Acceptons le flou des synapses de l’hippocampe comme celles de la synapse électronique comme il faut accepter celui de notre mémoire « naturelle » (voir 07. Notre mémoire floue) et basée sur la ferroélectricité des protéines de mémoire.

 

Acceptons le flou et au lieu de chercher une reproductibilité illusoire, considérons les signaux post-synaptiques comme des « objets cognitifs » … auxquels nous appliquerions une logique floue

Transfert de mémoire

Si une mémoire immédiate est localisée dans un compartiment du cerveau et celle à long terme dans un autre compartiment.

Par exemple depuis l’hippocampe vers le cortex cérébral, bien que l’hippocampe pourrait avoir le double rôle de capter la mémoire immédiate et de d’aiguilleur vers la zone d’emmagasinage.

La mémoire est donc transférée.

Elle pourrait l’être sous forme de protéines par le circuit astrocytaire, mais huit heures de sommeil suffirait-il à un tel transfert ?  

Le transfert se fait probablement par l’intermédiaire d’influx nerveux, et notamment pendant le sommeil.

De nouvelles protéines de mémoire sont synthétisées dans le compartiment de long terme.

Le transfert doit être soumis à une sélection qui elle-même fait appel à une logique floue ….

Un flou devra être observé dans des synapses biophysiques, comme il est observé dans le traitement des données par le cerveau.

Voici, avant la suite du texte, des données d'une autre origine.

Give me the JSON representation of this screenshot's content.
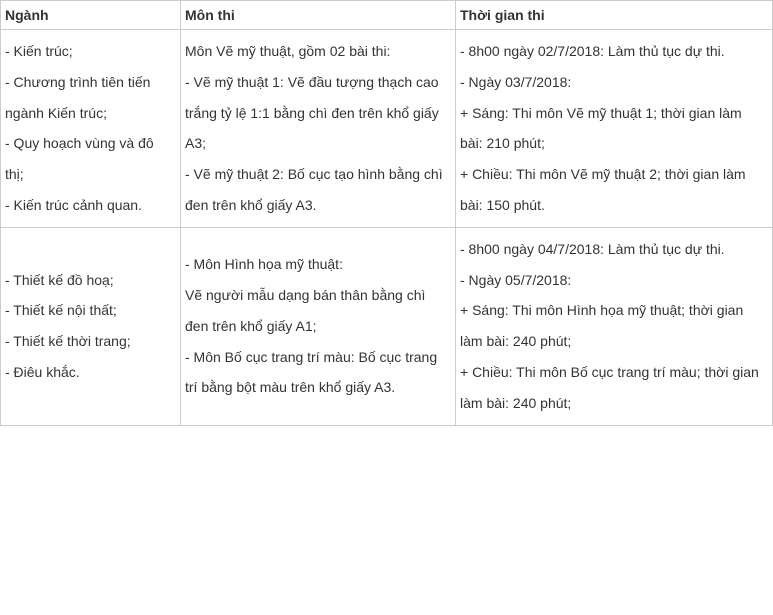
{
  "table": {
    "headers": {
      "col1": "Ngành",
      "col2": "Môn thi",
      "col3": "Thời gian thi"
    },
    "rows": [
      {
        "nganh": [
          "- Kiến trúc;",
          "- Chương trình tiên tiến ngành Kiến trúc;",
          "- Quy hoạch vùng và đô thị;",
          "- Kiến trúc cảnh quan."
        ],
        "mon": [
          "Môn Vẽ mỹ thuật, gồm 02 bài thi:",
          "- Vẽ mỹ thuật 1: Vẽ đầu tượng thạch cao trắng tỷ lệ 1:1 bằng chì đen trên khổ giấy A3;",
          "- Vẽ mỹ thuật 2: Bố cục tạo hình bằng chì đen trên khổ giấy A3."
        ],
        "thoigian": [
          "- 8h00 ngày 02/7/2018: Làm thủ tục dự thi.",
          "- Ngày 03/7/2018:",
          "+ Sáng: Thi môn Vẽ mỹ thuật 1; thời gian làm bài: 210 phút;",
          "+ Chiều: Thi môn Vẽ mỹ thuật 2; thời gian làm bài: 150 phút."
        ]
      },
      {
        "nganh": [
          "- Thiết kế đồ hoạ;",
          "- Thiết kế nội thất;",
          "- Thiết kế thời trang;",
          "- Điêu khắc."
        ],
        "mon": [
          "- Môn Hình họa mỹ thuật:",
          "Vẽ người mẫu dạng bán thân bằng chì đen trên khổ giấy A1;",
          "- Môn Bố cục trang trí màu: Bố cục trang trí bằng bột màu trên khổ giấy A3."
        ],
        "thoigian": [
          "- 8h00 ngày 04/7/2018: Làm thủ tục dự thi.",
          "- Ngày 05/7/2018:",
          "+ Sáng: Thi môn Hình họa mỹ thuật; thời gian làm bài: 240 phút;",
          "+ Chiều: Thi môn Bố cục trang trí màu; thời gian làm bài: 240 phút;"
        ]
      }
    ]
  }
}
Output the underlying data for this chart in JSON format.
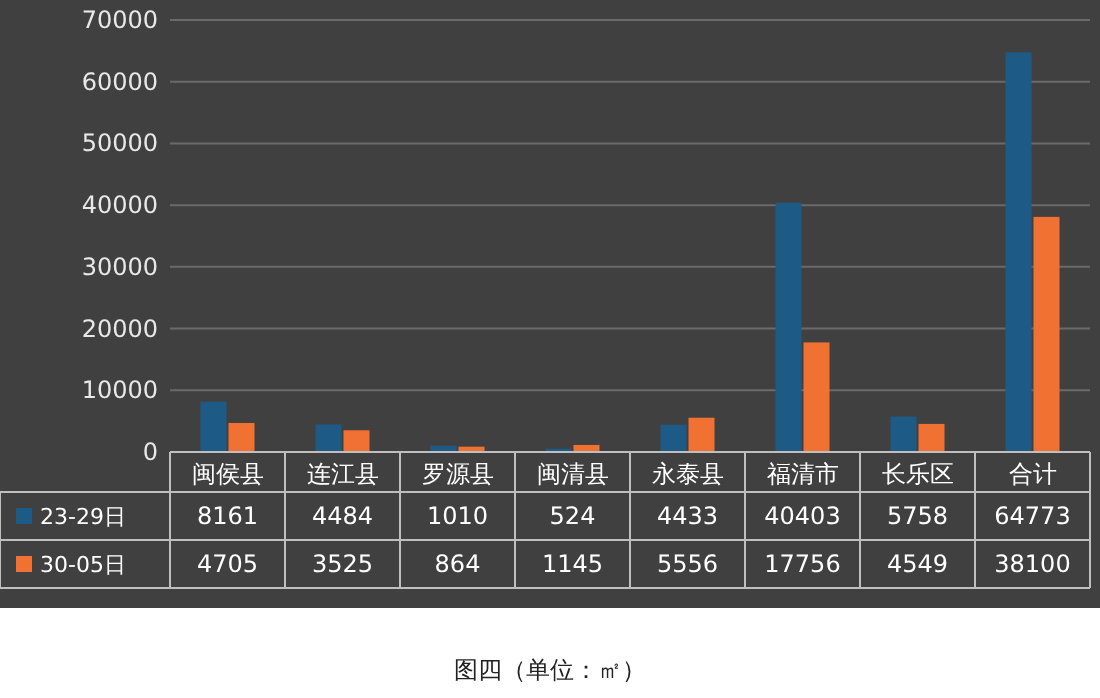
{
  "chart_data": {
    "type": "bar",
    "categories": [
      "闽侯县",
      "连江县",
      "罗源县",
      "闽清县",
      "永泰县",
      "福清市",
      "长乐区",
      "合计"
    ],
    "series": [
      {
        "name": "23-29日",
        "color": "#1d5a86",
        "values": [
          8161,
          4484,
          1010,
          524,
          4433,
          40403,
          5758,
          64773
        ]
      },
      {
        "name": "30-05日",
        "color": "#f07132",
        "values": [
          4705,
          3525,
          864,
          1145,
          5556,
          17756,
          4549,
          38100
        ]
      }
    ],
    "ylim": [
      0,
      70000
    ],
    "yticks": [
      0,
      10000,
      20000,
      30000,
      40000,
      50000,
      60000,
      70000
    ],
    "grid": "y",
    "data_labels": true,
    "legend": "bottom",
    "annotations": [
      "图四（单位：㎡）"
    ]
  }
}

Un ordinateur à synapses biophysiques (de même qu’un ordinateur à synapses électroniques) ne sera pas un ordinateur avec des portes logiques fermées ou ouvertes, mais avec des portes dont le degré d’ouverture restera floue.

Même si dans ma jeunesse j’ai utilisé les craies et les tableaux noirs de l’Institut Henri Poincaré, je suis incapable de parvenir à résoudre ces problèmes.
De cette époque, j’ai juste gardé le conviction que les mathématiques sont fréquentables même en dehors de la Mathématique. Je fais confiance aux mathématiciens pour résoudre ces problèmes, à condition qu’ils entrent dans des équipes réellement pluridisciplinaires  

Ce travail pourrait être un exemple pertinent de
«
La déraisonnable efficacité des mathématiques dans les sciences de la nature »,

Une synapse biophysique bio-inspirée de notre mémoire inclurait une jonction astrocytaire.

Le signal électrique biophysique serait modifié

- par la proximité des champs électriques générés par le matériau ferroélectrique situé entre les armatures..

- par un signal astrocytaire biophysique

Des réseaux biophysiques incluraient à la fois des circuits de neurones et des circuits parallèles d’astrocytes  

La complexité du cerveau nous projette dans l’étrangeté et le mystérieux.

Un probabilisme dans le cognitif a déjà été observée dans les années soixante.

Un vecteur ferroélectrique serait-il « quantique » quelque soit le matériau qui forme ce vecteur? dans ce cas il serait « quantique » à la température du corps !

Faudra-t-il inventer une « physique du mnésique » ? La biologie se situerait-elle à la frontière entre la physique quantique et la physique classique ?

Une physique de la ferroélectricité sera-t-elle celle de notre mémoire ? comme pourrait le suggérer le « memcomputing » ?

Les protéines de mémoire sont-elles capables de « stabiliser » des spins électroniques intriqués, que le passage d’un influx nerveux suffisant modifierait ?

Les étranges superpositions dont notre cerveau est capable sont-elles quantiques ? de même que la détection des odeurs.